Among the biggest challenges, according to ILO, stands the indecency and informality of jobs available for youth in Africa. Drew Gardiner from ILO expressed concern about the million jobs that have been lost during the pandemic as due to the high number of informal jobs social protection is often lacking. In order to address structural youth employment challenges, Dr Cheikh Tidiane Dieye (AfCFTA) advocated for a ‘human economy’, through investment in structural transformation and bold economic policies.

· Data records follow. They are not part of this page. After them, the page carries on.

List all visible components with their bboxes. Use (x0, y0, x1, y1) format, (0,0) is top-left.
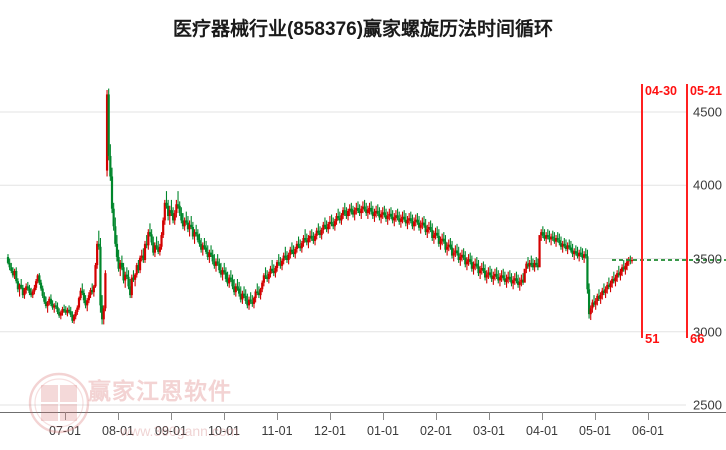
cycle-vertical-line[interactable] (641, 84, 643, 338)
x-axis-tick (118, 412, 119, 420)
x-axis-tick-label: 11-01 (261, 424, 293, 438)
x-axis-tick (277, 412, 278, 420)
x-axis-tick-label: 08-01 (102, 424, 134, 438)
cycle-vertical-line[interactable] (686, 84, 688, 338)
x-axis-labels: 07-01 08-01 09-01 10-01 11-01 12-01 01-01 02-01… (0, 412, 726, 450)
x-axis-tick (330, 412, 331, 420)
x-axis-tick (489, 412, 490, 420)
candlestick-svg (0, 88, 726, 406)
x-axis-tick (224, 412, 225, 420)
x-axis-tick (65, 412, 66, 420)
x-axis-tick-label: 09-01 (155, 424, 187, 438)
page-title: 医疗器械行业(858376)赢家螺旋历法时间循环 (172, 19, 554, 40)
x-axis-tick-label: 12-01 (314, 424, 346, 438)
candle-series (6, 88, 634, 325)
x-axis-tick-label: 07-01 (49, 424, 81, 438)
x-axis-tick (436, 412, 437, 420)
cycle-count-label: 66 (690, 331, 705, 346)
cycle-date-label: 04-30 (645, 84, 677, 98)
x-axis-tick-label: 01-01 (367, 424, 399, 438)
y-axis-tick-label: 3000 (693, 324, 722, 340)
gridlines (0, 111, 686, 406)
x-axis-tick (595, 412, 596, 420)
x-axis-tick-label: 03-01 (473, 424, 505, 438)
y-axis-tick-label: 4000 (693, 177, 722, 193)
y-axis-tick-label: 3500 (693, 251, 722, 266)
plot-area[interactable] (0, 54, 726, 412)
x-axis-tick-label: 10-01 (208, 424, 240, 438)
x-axis-tick (542, 412, 543, 420)
y-axis-tick-label: 4500 (693, 104, 722, 120)
x-axis-tick (383, 412, 384, 420)
cycle-count-label: 51 (645, 331, 660, 346)
x-axis-tick (648, 412, 649, 420)
y-axis-tick-label: 2500 (693, 397, 722, 413)
cycle-date-label: 05-21 (690, 84, 722, 98)
watermark-url: www.360gann.com (120, 423, 239, 439)
seal-logo-icon (28, 372, 90, 434)
x-axis-tick-label: 06-01 (632, 424, 664, 438)
x-axis-tick-label: 05-01 (579, 424, 611, 438)
x-axis-tick-label: 02-01 (420, 424, 452, 438)
x-axis-tick-label: 04-01 (526, 424, 558, 438)
watermark-brand: 赢家江恩软件 (88, 378, 232, 404)
x-axis-line (0, 412, 726, 413)
x-axis-tick (171, 412, 172, 420)
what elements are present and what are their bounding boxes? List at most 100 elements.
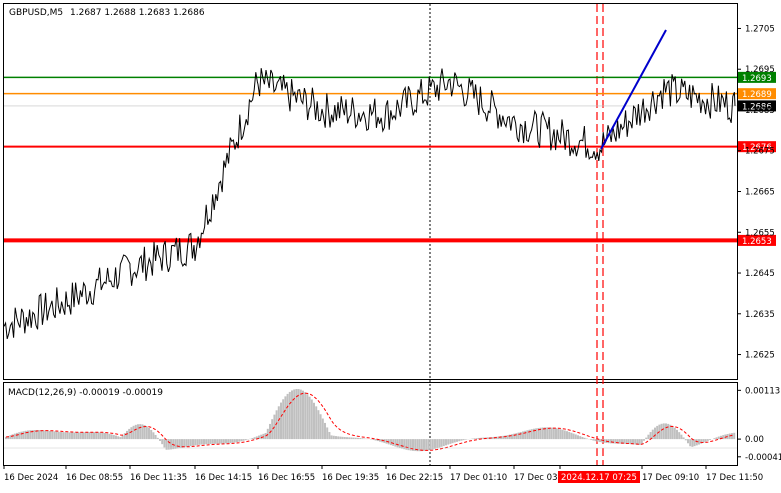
macd-bar: [152, 432, 154, 439]
macd-bar: [234, 439, 236, 442]
macd-bar: [42, 430, 44, 439]
macd-bar: [531, 429, 533, 439]
macd-bar: [18, 432, 20, 439]
price-level-tag-label: 1.2689: [742, 90, 772, 100]
macd-bar: [403, 439, 405, 449]
macd-bar: [188, 439, 190, 446]
macd-bar: [331, 435, 333, 439]
macd-bar: [731, 433, 733, 439]
macd-bar: [328, 432, 330, 439]
macd-bar: [513, 434, 515, 439]
macd-bar: [359, 438, 361, 439]
macd-bar: [335, 436, 337, 439]
macd-bar: [58, 432, 60, 439]
macd-bar: [579, 436, 581, 439]
macd-bar: [390, 439, 392, 445]
macd-bar: [194, 439, 196, 445]
macd-bar: [45, 430, 47, 439]
macd-bar: [566, 431, 568, 439]
macd-bar: [104, 433, 106, 439]
macd-bar: [243, 439, 245, 441]
macd-bar: [465, 439, 467, 440]
macd-bar: [515, 433, 517, 439]
time-tick-label: 2024.12.17 07:25: [561, 473, 637, 483]
price-level-tag-label: 1.2693: [742, 74, 772, 84]
macd-bar: [135, 425, 137, 439]
macd-bar: [293, 389, 295, 439]
macd-bar: [159, 439, 161, 441]
price-tick-label: 1.2645: [745, 269, 775, 279]
macd-bar: [707, 439, 709, 441]
macd-bar: [474, 438, 476, 439]
macd-bar: [639, 439, 641, 445]
macd-bar: [89, 432, 91, 439]
macd-bar: [454, 439, 456, 442]
macd-bar: [612, 439, 614, 443]
chart-header-ohlc: 1.2687 1.2688 1.2683 1.2686: [70, 8, 205, 18]
macd-bar: [430, 439, 432, 450]
macd-bar: [254, 437, 256, 439]
macd-bar: [733, 433, 735, 439]
macd-bar: [60, 432, 62, 439]
macd-bar: [78, 432, 80, 439]
macd-bar: [522, 431, 524, 439]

In fact, as agreed by Dr Marjoke Oosterom (IDS), the development narrative is steadily shifting from a youth unemployment crisis to a jobs crisis – focusing rather on structural transformation than on youth skilling and training. Looking at the future solutions, Shona Bezanson (MCF) stressed that there are great economic opportunities in the education sector – not only because we need more skilled youth, but because there is demand for qualified workforce in the sector.
Youth: co-creators of solutions
From a Dutch MFA policy-maker point of view, Ambassador for Youth, Education and Work Tijmen Rooseboom explained the focus on listening to young people to understand their needs and create the right enabling environment for decent youth employment. Indeed also the other panelists agree with Tijmen that youths need to be put at the centre, by involving them as co-creators of solutions. Dr Marjoke Oosterom suggested that youths involvement should be integrated in policy-making at the appropriate Ministries’ levels. According to Dr Dieye there are great opportunities in the agri-food sector, particularly with a unified Pan-African market, and Drew Gardiner also stressed the importance of the digital economy – and the need for social protection in this sector.
This session showed the complexity of both challenges and opportunities for youth decent employment post-covid: the pandemic has made the African job market tougher for youths, but also allows for policy-makers and practitioners to change the development agenda. Now the eyes are set on structural transformation through the three E’s (education, economic growth and enhancing youth participation), and also the three Youth At Heart priorities: skills, jobs and the voice of youth.